Schlumberger oil beats sanctions, surprises with record profit
The world leader in servicing oil industry installations, Schlumberger, surprised the markets with a record performance in the third quarter despite sanctions against oil giant Russia.
And despite a big fall in the price of oil recently, the French-US group said it was confident about the strength of its business and markets although it did not risk making a forecast for performance for the rest of the year.
In the three months to September, the company made a net profit of $1.9 billion (1.48 billion euros), an increase of 13.6 percent from the equivalent figure last year.
The underlying figure for earnings per share, the figure closely watched on Wall Street, was 3.0 cents higher than the market expected at $1.49.

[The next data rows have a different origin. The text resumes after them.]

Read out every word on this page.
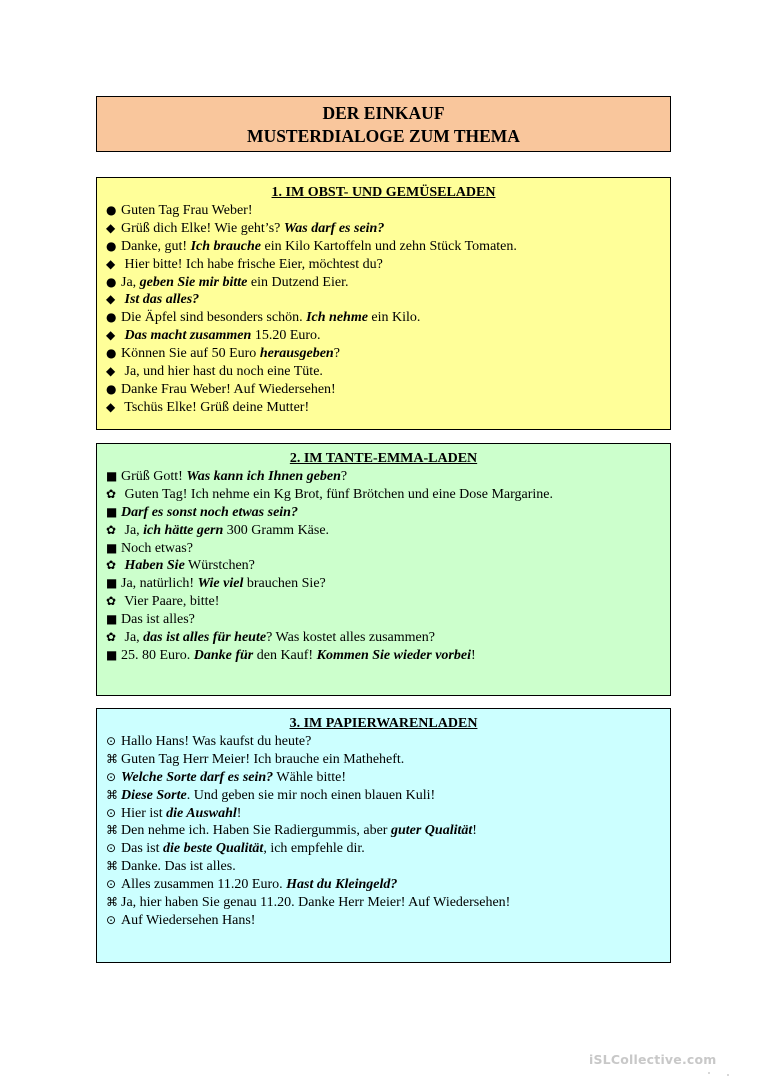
DER EINKAUF
MUSTERDIALOGE ZUM THEMA
1. IM OBST- UND GEMÜSELADEN
● Guten Tag Frau Weber!
◆ Grüß dich Elke! Wie geht’s? Was darf es sein?
● Danke, gut! Ich brauche ein Kilo Kartoffeln und zehn Stück Tomaten.
◆ Hier bitte! Ich habe frische Eier, möchtest du?
● Ja, geben Sie mir bitte ein Dutzend Eier.
◆ Ist das alles?
● Die Äpfel sind besonders schön. Ich nehme ein Kilo.
◆ Das macht zusammen 15.20 Euro.
● Können Sie auf 50 Euro herausgeben?
◆ Ja, und hier hast du noch eine Tüte.
● Danke Frau Weber! Auf Wiedersehen!
◆ Tschüs Elke! Grüß deine Mutter!
2. IM TANTE-EMMA-LADEN
■ Grüß Gott! Was kann ich Ihnen geben?
✿ Guten Tag! Ich nehme ein Kg Brot, fünf Brötchen und eine Dose Margarine.
■ Darf es sonst noch etwas sein?
✿ Ja, ich hätte gern 300 Gramm Käse.
■ Noch etwas?
✿ Haben Sie Würstchen?
■ Ja, natürlich! Wie viel brauchen Sie?
✿ Vier Paare, bitte!
■ Das ist alles?
✿ Ja, das ist alles für heute? Was kostet alles zusammen?
■ 25. 80 Euro. Danke für den Kauf! Kommen Sie wieder vorbei!
3. IM PAPIERWARENLADEN
⊙ Hallo Hans! Was kaufst du heute?
⌘ Guten Tag Herr Meier! Ich brauche ein Matheheft.
⊙ Welche Sorte darf es sein? Wähle bitte!
⌘ Diese Sorte. Und geben sie mir noch einen blauen Kuli!
⊙ Hier ist die Auswahl!
⌘ Den nehme ich. Haben Sie Radiergummis, aber guter Qualität!
⊙ Das ist die beste Qualität, ich empfehle dir.
⌘ Danke. Das ist alles.
⊙ Alles zusammen 11.20 Euro. Hast du Kleingeld?
⌘ Ja, hier haben Sie genau 11.20. Danke Herr Meier! Auf Wiedersehen!
⊙ Auf Wiedersehen Hans!
iSLCollective.com
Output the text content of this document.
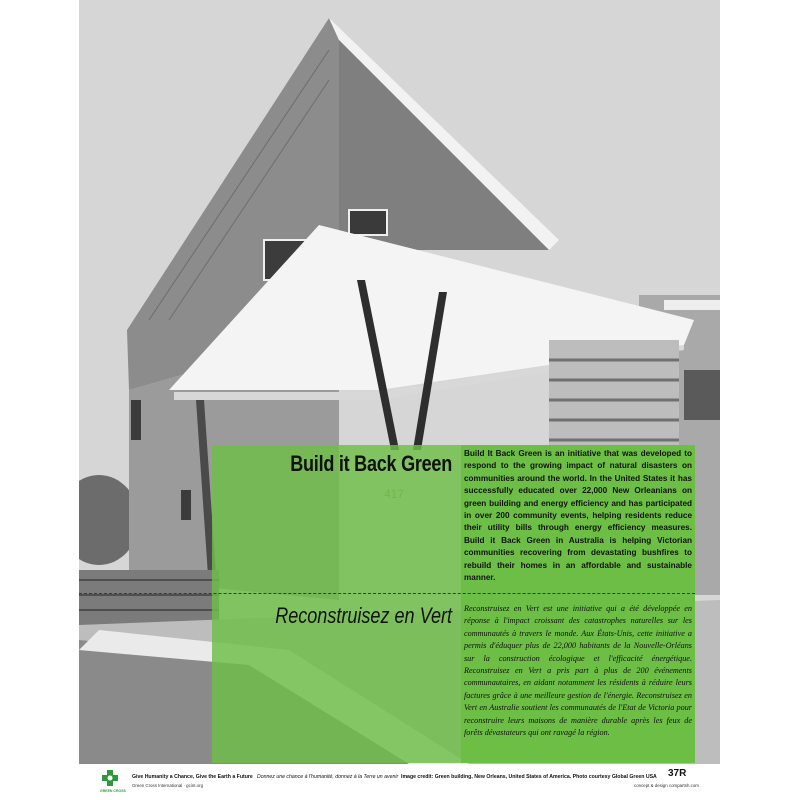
Build it Back Green
Reconstruisez en Vert
Build It Back Green is an initiative that was developed to respond to the growing impact of natural disasters on communities around the world. In the United States it has successfully educated over 22,000 New Orleanians on green building and energy efficiency and has participated in over 200 community events, helping residents reduce their utility bills through energy efficiency measures. Build it Back Green in Australia is helping Victorian communities recovering from devastating bushfires to rebuild their homes in an affordable and sustainable manner.
Reconstruisez en Vert est une initiative qui a été développée en réponse à l'impact croissant des catastrophes naturelles sur les communautés à travers le monde. Aux États-Unis, cette initiative a permis d'éduquer plus de 22,000 habitants de la Nouvelle-Orléans sur la construction écologique et l'efficacité énergétique. Reconstruisez en Vert a pris part à plus de 200 événements communautaires, en aidant notamment les résidents à réduire leurs factures grâce à une meilleure gestion de l'énergie. Reconstruisez en Vert en Australie soutient les communautés de l'Etat de Victoria pour reconstruire leurs maisons de manière durable après les feux de forêts dévastateurs qui ont ravagé la région.
GREEN CROSS
Give Humanity a Chance, Give the Earth a Future Donnez une chance à l'humanité, donnez à la Terre un avenir
Green Cross International · gcint.org
Image credit: Green building, New Orleans, United States of America. Photo courtesy Global Green USA 37R
concept & design compartsh.com
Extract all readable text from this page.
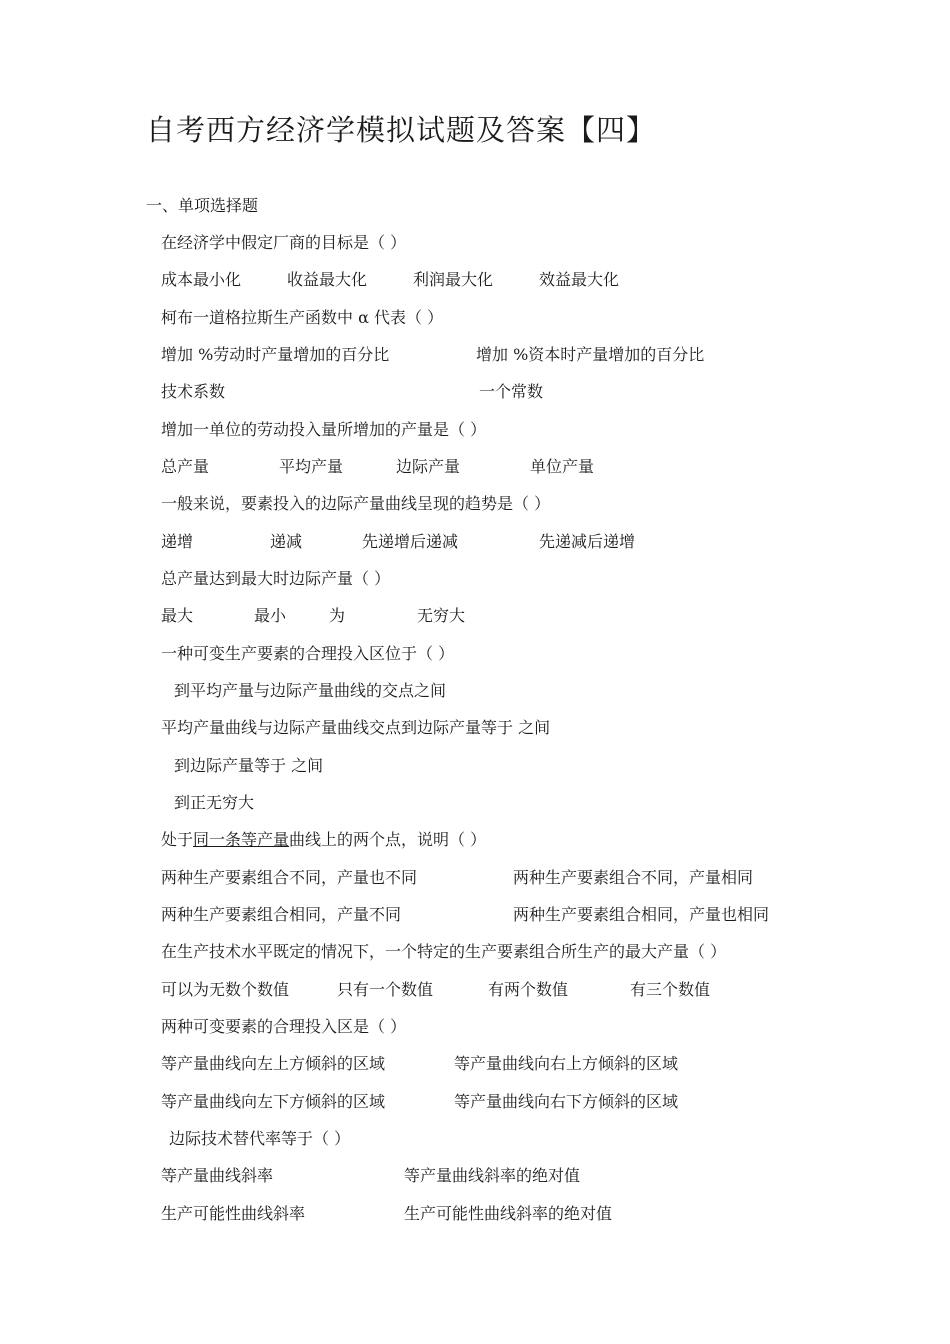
自考西方经济学模拟试题及答案【四】
一、单项选择题
在经济学中假定厂商的目标是（ ）
成本最小化	收益最大化	利润最大化	效益最大化
柯布一道格拉斯生产函数中 α 代表（ ）
增加 %劳动时产量增加的百分比	增加 %资本时产量增加的百分比
技术系数	一个常数
增加一单位的劳动投入量所增加的产量是（ ）
总产量	平均产量	边际产量	单位产量
一般来说，要素投入的边际产量曲线呈现的趋势是（ ）
递增	递减	先递增后递减	先递减后递增
总产量达到最大时边际产量（ ）
最大	最小	为	无穷大
一种可变生产要素的合理投入区位于（ ）
到平均产量与边际产量曲线的交点之间
平均产量曲线与边际产量曲线交点到边际产量等于 之间
到边际产量等于 之间
到正无穷大
处于同一条等产量曲线上的两个点，说明（ ）
两种生产要素组合不同，产量也不同	两种生产要素组合不同，产量相同
两种生产要素组合相同，产量不同	两种生产要素组合相同，产量也相同
在生产技术水平既定的情况下，一个特定的生产要素组合所生产的最大产量（ ）
可以为无数个数值	只有一个数值	有两个数值	有三个数值
两种可变要素的合理投入区是（ ）
等产量曲线向左上方倾斜的区域	等产量曲线向右上方倾斜的区域
等产量曲线向左下方倾斜的区域	等产量曲线向右下方倾斜的区域
边际技术替代率等于（ ）
等产量曲线斜率	等产量曲线斜率的绝对值
生产可能性曲线斜率	生产可能性曲线斜率的绝对值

Operating profit rose by 12.0 percent to $2.8 billion, from sales which rose by 13.6 percent to $12.6 billion.
Despite the sanctions, the group said that activity had increased in all geographical areas where it does business and across all sectors of the industry.
Schlumberger chief executive Paal Kibsgaard said: "Strong activity in North America and robust growth in international areas, led by Latin America and supported by Europe/Africa/CIS (group of former Soviet-dominated countries) in spite of international sanctions in Russia, drove third-quarter results to a new record high."
He said: "At the same time, Middle East and Asia proved highly resilient in the face of significant headwinds in Northern Iraq."
The group said it remained confident "that the slow but steady recovery in the world economy is intact".
Referring to the latest cut in oil demand forecasts by the International Energy Agency, the company said that although the oil demand outlook had been revised slightly downwards, it saw little reason to change its view that the oil supply-demand situation "is relatively well balanced".
This view reflected difficulties in maintaining production for producing countries outside the Organization of Petroleum Exporting Countries, and outside the booming shale-oil sector in North America.
Schlumberger said its view also reflected "the lack of growth in OPEC sustainable production capacity ... and the continuing geopolitical risks in some key producing regions".